The development of recreational angling over the past two decades has shown what can be achieved.
North West Wales is already emerging as the fish farm capital of Wales with traditional mussel harvesting supplemented by new aquaculture technologies to produce marine fin fish such as turbot and sea bass.
Recirculating aquaculture systems (RAS), in which fish are grown in large tanks, offer an environmentally-friendly alternative to traditional open cage systems.
The Fisheries Strategy, launched in Aberystwyth, emphasises the need to safeguard the environment when developing Wales' various fishing sectors, now worth pounds 200m a year. But it also stresses that environmental protectionism should not jeopardise the industry's growth: more than 70% of the Welsh coastline is already designated under EU and UK law.
Crucial to the sector's success will be its ability to access money via the 16m-euro European Fisheries Fund, with the prospect of match-funding from Cardiff.
Elin Jones said the strategy offered a blueprint for modernising the industry whilst safeguarding marine environments.

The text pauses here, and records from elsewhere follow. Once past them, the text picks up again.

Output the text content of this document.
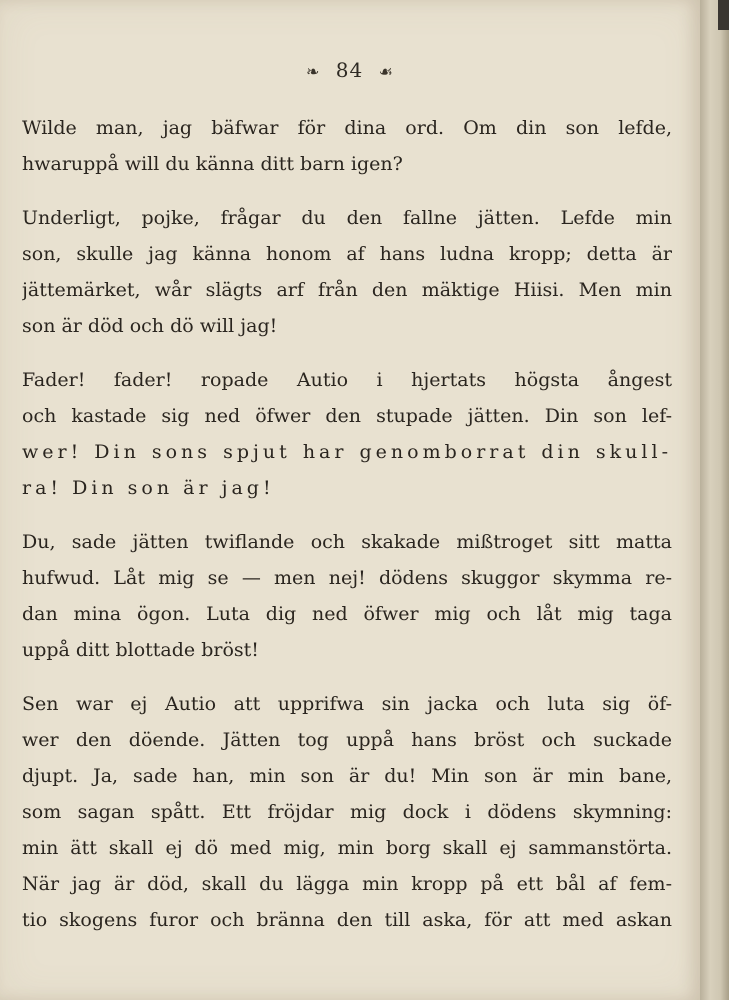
❧ 84 ☙
Wilde man, jag bäfwar för dina ord. Om din son lefde,
hwaruppå will du känna ditt barn igen?
Underligt, pojke, frågar du den fallne jätten. Lefde min
son, skulle jag känna honom af hans ludna kropp; detta är
jättemärket, wår slägts arf från den mäktige Hiisi. Men min
son är död och dö will jag!
Fader! fader! ropade Autio i hjertats högsta ångest
och kastade sig ned öfwer den stupade jätten. Din son lef-
wer! Din sons spjut har genomborrat din skull-
ra! Din son är jag!
Du, sade jätten twiflande och skakade mißtroget sitt matta
hufwud. Låt mig se — men nej! dödens skuggor skymma re-
dan mina ögon. Luta dig ned öfwer mig och låt mig taga
uppå ditt blottade bröst!
Sen war ej Autio att upprifwa sin jacka och luta sig öf-
wer den döende. Jätten tog uppå hans bröst och suckade
djupt. Ja, sade han, min son är du! Min son är min bane,
som sagan spått. Ett fröjdar mig dock i dödens skymning:
min ätt skall ej dö med mig, min borg skall ej sammanstörta.
När jag är död, skall du lägga min kropp på ett bål af fem-
tio skogens furor och bränna den till aska, för att med askan
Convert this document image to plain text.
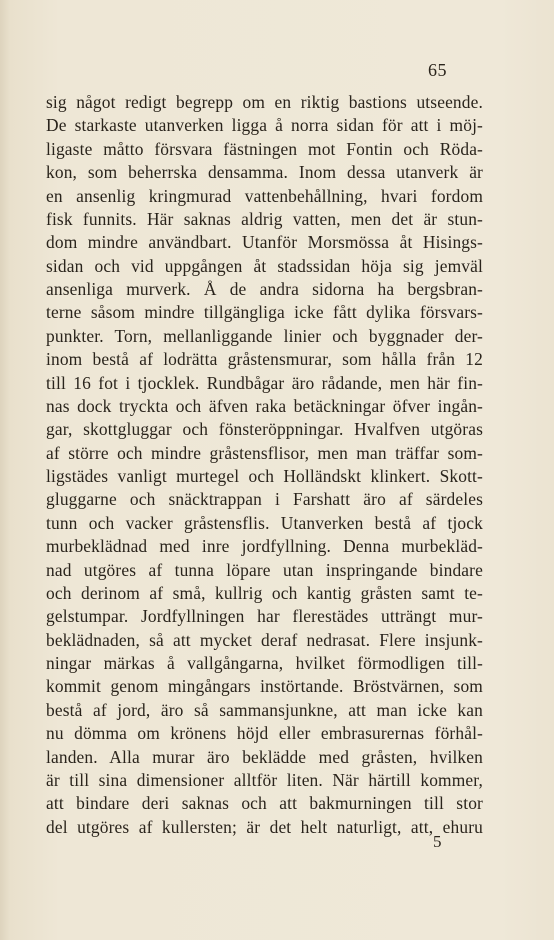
65
sig något redigt begrepp om en riktig bastions utseende.
De starkaste utanverken ligga å norra sidan för att i möj-
ligaste måtto försvara fästningen mot Fontin och Röda-
kon, som beherrska densamma. Inom dessa utanverk är
en ansenlig kringmurad vattenbehållning, hvari fordom
fisk funnits. Här saknas aldrig vatten, men det är stun-
dom mindre användbart. Utanför Morsmössa åt Hisings-
sidan och vid uppgången åt stadssidan höja sig jemväl
ansenliga murverk. Å de andra sidorna ha bergsbran-
terne såsom mindre tillgängliga icke fått dylika försvars-
punkter. Torn, mellanliggande linier och byggnader der-
inom bestå af lodrätta gråstensmurar, som hålla från 12
till 16 fot i tjocklek. Rundbågar äro rådande, men här fin-
nas dock tryckta och äfven raka betäckningar öfver ingån-
gar, skottgluggar och fönsteröppningar. Hvalfven utgöras
af större och mindre gråstensflisor, men man träffar som-
ligstädes vanligt murtegel och Holländskt klinkert. Skott-
gluggarne och snäcktrappan i Farshatt äro af särdeles
tunn och vacker gråstensflis. Utanverken bestå af tjock
murbeklädnad med inre jordfyllning. Denna murbekläd-
nad utgöres af tunna löpare utan inspringande bindare
och derinom af små, kullrig och kantig gråsten samt te-
gelstumpar. Jordfyllningen har flerestädes utträngt mur-
beklädnaden, så att mycket deraf nedrasat. Flere insjunk-
ningar märkas å vallgångarna, hvilket förmodligen till-
kommit genom mingångars instörtande. Bröstvärnen, som
bestå af jord, äro så sammansjunkne, att man icke kan
nu dömma om krönens höjd eller embrasurernas förhål-
landen. Alla murar äro beklädde med gråsten, hvilken
är till sina dimensioner alltför liten. När härtill kommer,
att bindare deri saknas och att bakmurningen till stor
del utgöres af kullersten; är det helt naturligt, att, ehuru
5
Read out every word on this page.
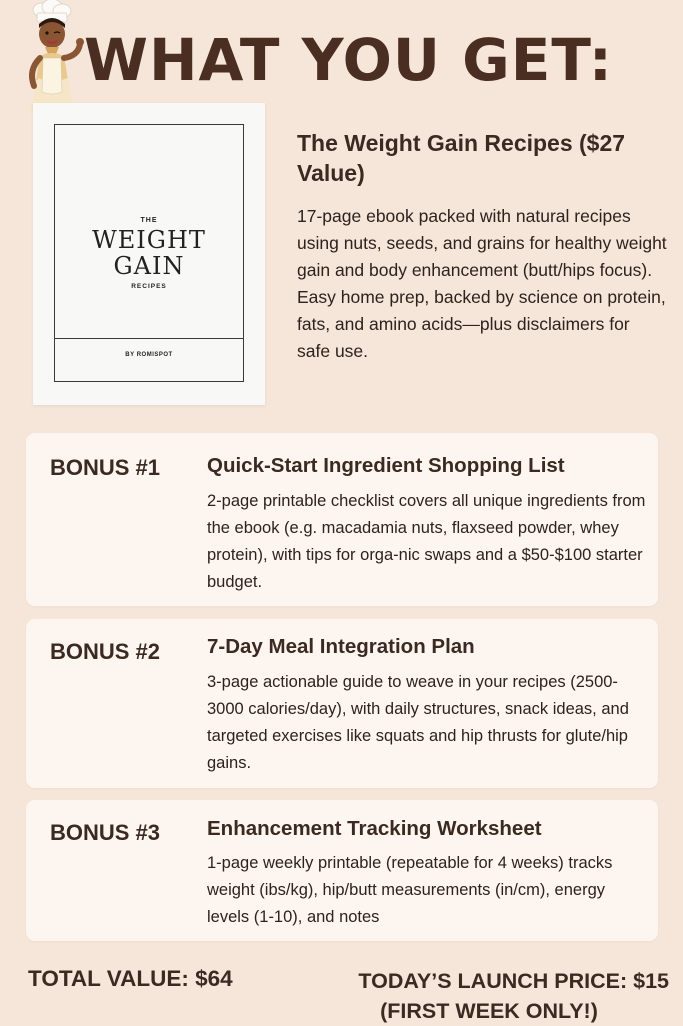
WHAT YOU GET:
THE
WEIGHT
GAIN
RECIPES
BY ROMISPOT
The Weight Gain Recipes ($27 Value)
17-page ebook packed with natural recipes using nuts, seeds, and grains for healthy weight gain and body enhancement (butt/hips focus). Easy home prep, backed by science on protein, fats, and amino acids—plus disclaimers for safe use.
BONUS #1 Quick-Start Ingredient Shopping List
2-page printable checklist covers all unique ingredients from the ebook (e.g. macadamia nuts, flaxseed powder, whey protein), with tips for orga-nic swaps and a $50-$100 starter budget.
BONUS #2 7-Day Meal Integration Plan
3-page actionable guide to weave in your recipes (2500-3000 calories/day), with daily structures, snack ideas, and targeted exercises like squats and hip thrusts for glute/hip gains.
BONUS #3 Enhancement Tracking Worksheet
1-page weekly printable (repeatable for 4 weeks) tracks weight (ibs/kg), hip/butt measurements (in/cm), energy levels (1-10), and notes
TOTAL VALUE: $64	TODAY’S LAUNCH PRICE: $15
(FIRST WEEK ONLY!)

She said: "It also recognises the rapidly developing Welsh aquaculture sector.
"The sector is widely recognised as being at the cutting edge, which has resulted in inward investment, particularly to Anglesey, with a real prospect of further investment to follow."
There are currently two RAS facilities in North Wales. A commercial fish farm on Anglesey produces about 200 tonnes of turbot each year, with another 1,000-tonne multi-species farm under construction. A pilot plant to assess the production of new species also operates in Gwynedd.